Philadelphia News & Search
Widener University will discount tuition up to 50 percent for Chester city employees, their spouses and dependents for certain associate’s and bachelor’s degrees, as well as masters of education, school officials announced Thursday.
The Chester-based university already partners with Philadelphia to offer a 25 percent discount to that city’s workers through the Returning to Learning Partnership. Under the program, more than a dozen schools provide tuition breaks to Philadelphia employees.
Three hundred people who work for Chester, along with their family members, will be eligible for deep discounts on majors including allied health, legal studies, general studies, criminal justice, liberal arts, organizational leadership and psychology through Widener’s Center for Continuing Studies.

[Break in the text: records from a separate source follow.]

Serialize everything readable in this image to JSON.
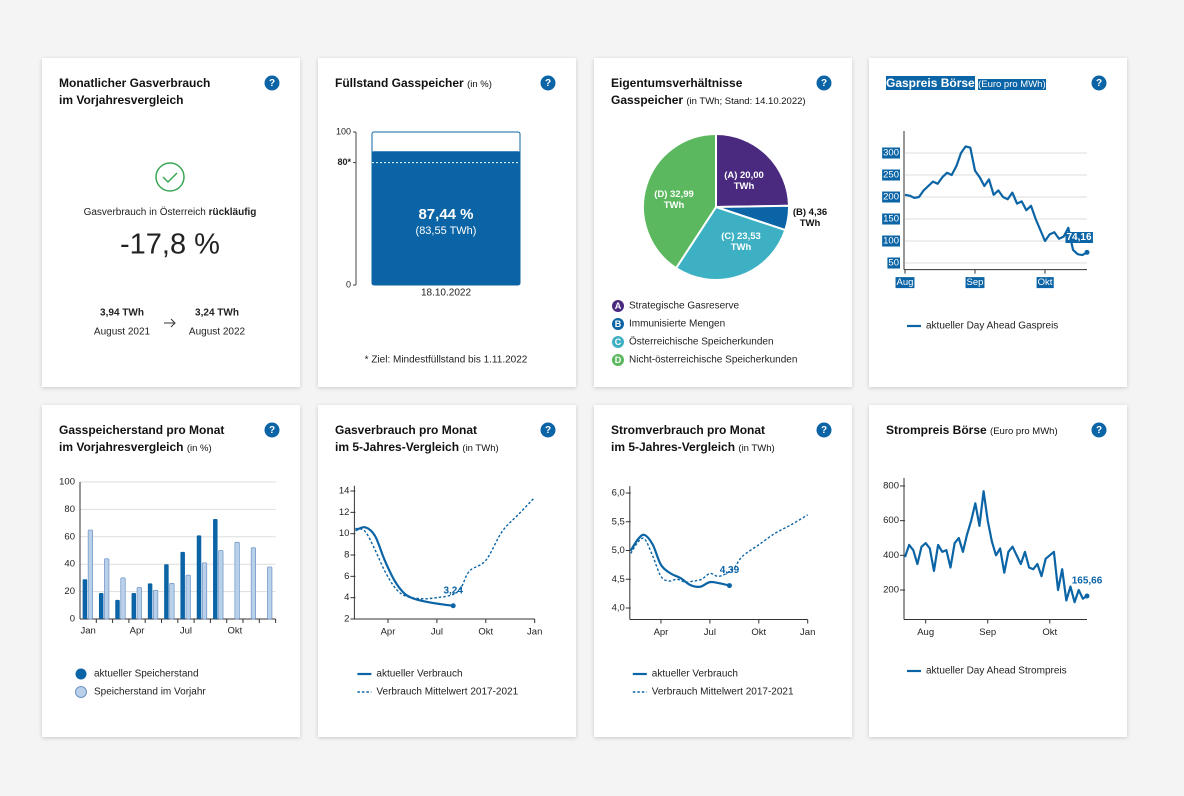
{
  "help_icon": "?",
  "kpi": {
    "title": [
      "Monatlicher Gasverbrauch",
      "im Vorjahresvergleich"
    ],
    "text": "Gasverbrauch in Österreich",
    "text_bold": "rückläufig",
    "value": "-17,8 %",
    "from": {
      "value": "3,94 TWh",
      "label": "August 2021"
    },
    "to": {
      "value": "3,24 TWh",
      "label": "August 2022"
    }
  },
  "chart_data": [
    {
      "type": "bar",
      "title": [
        "Füllstand Gasspeicher"
      ],
      "subtitle": "(in %)",
      "categories": [
        "18.10.2022"
      ],
      "values": [
        87.44
      ],
      "value_labels": [
        "87,44 %"
      ],
      "secondary_labels": [
        "(83,55 TWh)"
      ],
      "target": 80,
      "ylim": [
        0,
        100
      ],
      "yticks": [
        0,
        {
          "value": 80,
          "label": "80*"
        },
        100
      ],
      "color": "#0b64a5",
      "note": "* Ziel: Mindestfüllstand bis 1.11.2022"
    },
    {
      "type": "pie",
      "title": [
        "Eigentumsverhältnisse",
        "Gasspeicher"
      ],
      "subtitle": "(in TWh; Stand: 14.10.2022)",
      "categories": [
        "Strategische Gasreserve",
        "Immunisierte Mengen",
        "Österreichische Speicherkunden",
        "Nicht-österreichische Speicherkunden"
      ],
      "letters": [
        "A",
        "B",
        "C",
        "D"
      ],
      "values": [
        20.0,
        4.36,
        23.53,
        32.99
      ],
      "value_labels": [
        "(A) 20,00 TWh",
        "(B) 4,36 TWh",
        "(C) 23,53 TWh",
        "(D) 32,99 TWh"
      ],
      "colors": [
        "#4a2a7e",
        "#0b64a5",
        "#3db1c3",
        "#5cb85f"
      ]
    },
    {
      "type": "line",
      "title": [
        "Gaspreis Börse"
      ],
      "subtitle": "(Euro pro MWh)",
      "highlight": true,
      "grid": true,
      "categories": [
        "Aug",
        null,
        null,
        null,
        null,
        null,
        null,
        null,
        null,
        null,
        null,
        null,
        null,
        null,
        null,
        "Sep",
        null,
        null,
        null,
        null,
        null,
        null,
        null,
        null,
        null,
        null,
        null,
        null,
        null,
        null,
        "Okt",
        null,
        null,
        null,
        null,
        null,
        null,
        null,
        null,
        null
      ],
      "series": [
        {
          "name": "aktueller Day Ahead Gaspreis",
          "color": "#0b64a5",
          "values": [
            205,
            203,
            198,
            200,
            215,
            225,
            235,
            230,
            245,
            255,
            250,
            270,
            300,
            315,
            312,
            260,
            245,
            225,
            240,
            205,
            215,
            200,
            195,
            210,
            185,
            190,
            170,
            180,
            150,
            125,
            100,
            115,
            120,
            105,
            110,
            130,
            80,
            70,
            68,
            74.16
          ]
        }
      ],
      "end_label": "74,16",
      "ylim": [
        35,
        350
      ],
      "yticks": [
        50,
        100,
        150,
        200,
        250,
        300
      ]
    },
    {
      "type": "grouped_bar",
      "title": [
        "Gasspeicherstand pro Monat",
        "im Vorjahresvergleich"
      ],
      "subtitle": "(in %)",
      "grid": true,
      "categories": [
        "Jan",
        null,
        null,
        "Apr",
        null,
        null,
        "Jul",
        null,
        null,
        "Okt",
        null,
        null
      ],
      "series": [
        {
          "name": "aktueller Speicherstand",
          "color": "#0b64a5",
          "values": [
            29,
            19,
            14,
            19,
            26,
            40,
            49,
            61,
            73,
            null,
            null,
            null
          ]
        },
        {
          "name": "Speicherstand im Vorjahr",
          "color": "#b9d0ea",
          "values": [
            65,
            44,
            30,
            23,
            21,
            26,
            32,
            41,
            50,
            56,
            52,
            38
          ]
        }
      ],
      "ylim": [
        0,
        100
      ],
      "yticks": [
        0,
        20,
        40,
        60,
        80,
        100
      ]
    },
    {
      "type": "line",
      "title": [
        "Gasverbrauch pro Monat",
        "im 5-Jahres-Vergleich"
      ],
      "subtitle": "(in TWh)",
      "smooth": true,
      "xlim": [
        2,
        13
      ],
      "xticks": [
        {
          "value": 4,
          "label": "Apr"
        },
        {
          "value": 7,
          "label": "Jul"
        },
        {
          "value": 10,
          "label": "Okt"
        },
        {
          "value": 13,
          "label": "Jan"
        }
      ],
      "series": [
        {
          "name": "aktueller Verbrauch",
          "color": "#0b64a5",
          "dashed": false,
          "x": [
            2,
            2.6,
            3.2,
            3.8,
            4.4,
            5,
            5.6,
            6.4,
            7.2,
            8
          ],
          "values": [
            10.3,
            10.6,
            9.8,
            7.5,
            5.6,
            4.4,
            3.9,
            3.6,
            3.4,
            3.24
          ]
        },
        {
          "name": "Verbrauch Mittelwert 2017-2021",
          "color": "#0b64a5",
          "dashed": true,
          "x": [
            2,
            2.6,
            3.2,
            3.8,
            4.4,
            5,
            6,
            7,
            8,
            8.5,
            9,
            10,
            11,
            12,
            13
          ],
          "values": [
            10.5,
            10.2,
            8.5,
            6.5,
            5,
            4.2,
            3.9,
            4.0,
            4.3,
            5,
            6.5,
            7.5,
            10.2,
            11.8,
            13.4
          ]
        }
      ],
      "end_label": "3,24",
      "ylim": [
        2,
        14.5
      ],
      "yticks": [
        2,
        4,
        6,
        8,
        10,
        12,
        14
      ]
    },
    {
      "type": "line",
      "title": [
        "Stromverbrauch pro Monat",
        "im 5-Jahres-Vergleich"
      ],
      "subtitle": "(in TWh)",
      "smooth": true,
      "xlim": [
        2.15,
        13
      ],
      "xticks": [
        {
          "value": 4,
          "label": "Apr"
        },
        {
          "value": 7,
          "label": "Jul"
        },
        {
          "value": 10,
          "label": "Okt"
        },
        {
          "value": 13,
          "label": "Jan"
        }
      ],
      "series": [
        {
          "name": "aktueller Verbrauch",
          "color": "#0b64a5",
          "dashed": false,
          "x": [
            2.15,
            2.6,
            3,
            3.5,
            4,
            4.6,
            5.2,
            5.8,
            6.4,
            7,
            7.6,
            8.2
          ],
          "values": [
            5.0,
            5.2,
            5.27,
            5.1,
            4.75,
            4.6,
            4.52,
            4.4,
            4.37,
            4.45,
            4.43,
            4.39
          ]
        },
        {
          "name": "Verbrauch Mittelwert 2017-2021",
          "color": "#0b64a5",
          "dashed": true,
          "x": [
            2.15,
            2.6,
            3,
            3.5,
            4,
            4.5,
            5,
            5.5,
            6,
            6.5,
            7,
            7.5,
            8,
            8.5,
            9,
            10,
            11,
            12,
            13
          ],
          "values": [
            4.95,
            5.15,
            5.2,
            4.9,
            4.55,
            4.47,
            4.5,
            4.45,
            4.47,
            4.5,
            4.6,
            4.55,
            4.6,
            4.7,
            4.9,
            5.1,
            5.3,
            5.45,
            5.62
          ]
        }
      ],
      "end_label": "4,39",
      "ylim": [
        3.8,
        6.12
      ],
      "yticks": [
        {
          "value": 4,
          "label": "4,0"
        },
        {
          "value": 4.5,
          "label": "4,5"
        },
        {
          "value": 5,
          "label": "5,0"
        },
        {
          "value": 5.5,
          "label": "5,5"
        },
        {
          "value": 6,
          "label": "6,0"
        }
      ]
    },
    {
      "type": "line",
      "title": [
        "Strompreis Börse"
      ],
      "subtitle": "(Euro pro MWh)",
      "categories": [
        null,
        null,
        null,
        null,
        null,
        "Aug",
        null,
        null,
        null,
        null,
        null,
        null,
        null,
        null,
        null,
        null,
        null,
        null,
        null,
        null,
        "Sep",
        null,
        null,
        null,
        null,
        null,
        null,
        null,
        null,
        null,
        null,
        null,
        null,
        null,
        null,
        "Okt",
        null,
        null,
        null,
        null,
        null,
        null,
        null,
        null,
        null
      ],
      "series": [
        {
          "name": "aktueller Day Ahead Strompreis",
          "color": "#0b64a5",
          "values": [
            390,
            460,
            430,
            350,
            450,
            470,
            440,
            310,
            460,
            420,
            430,
            330,
            470,
            500,
            420,
            520,
            600,
            700,
            570,
            770,
            600,
            480,
            400,
            440,
            300,
            420,
            450,
            400,
            350,
            420,
            330,
            320,
            350,
            280,
            380,
            400,
            420,
            200,
            320,
            140,
            220,
            130,
            200,
            150,
            165.66
          ]
        }
      ],
      "end_label": "165,66",
      "ylim": [
        30,
        846
      ],
      "yticks": [
        200,
        400,
        600,
        800
      ]
    }
  ]
}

They also can enroll in three online master of education programs: allied health education, education foundations, and instructional technology.

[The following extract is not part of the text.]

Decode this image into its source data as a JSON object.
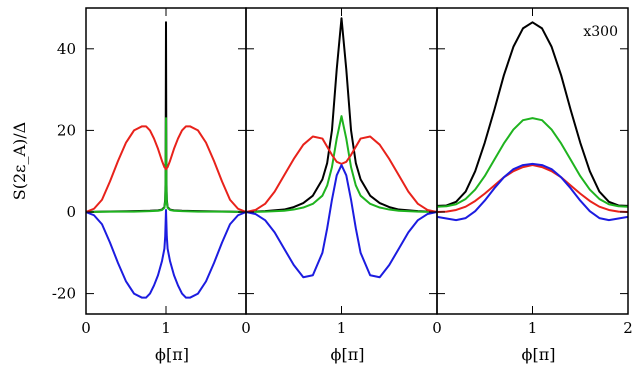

The program takes effect immediately and lasts until 2021, when either the city or the university can take steps to extend it.
In a news release, Chester Mayor Thaddeus Kirkland called the new partnership “a pivotal stepping stone, not just for the employees but the entire City of Chester.” Through higher education, he said, employees “will better serve our community.”
Undergraduate tuition at Widener is $43,296, although 97 percent of students receive some form of financial aid, according to its website. The university has 3,591 undergraduates and 2,811 in graduate school.
Undergraduate course work in the Center for Continuing Studies will be discounted 45 percent. A 50 percent discount will be offered for the online master of education programs. The master’s programs costs about $23,700. The Center for Continuing Studies charges $600 to $900 per credit, depending on the program.
University president Julie E. Wollman said in the announcement that “as neighbors, we are proud to share these academic opportunities with the men and women who contribute to the city’s progress through their work in public service.”
She added in an interview Thursday that “I feel personally that education is fundamental to developing a thriving city and economic development…Certainly, it’s clearly the fundamental area, where if we’re going to make a difference, that’s where it all starts.”
Situated in one of Pennsylvania’s poorest communities, Widener and its students help the struggling city in various ways, such as volunteering to tutor, help out at food pantries and work with the Boys & Girls Club. The school also runs the Widener Partnership Charter School.
Besides Philadelphia, other cities that have cut deals with colleges to give their workers breaks on higher education costs include Pittsburgh, Harrisburg, and San Diego.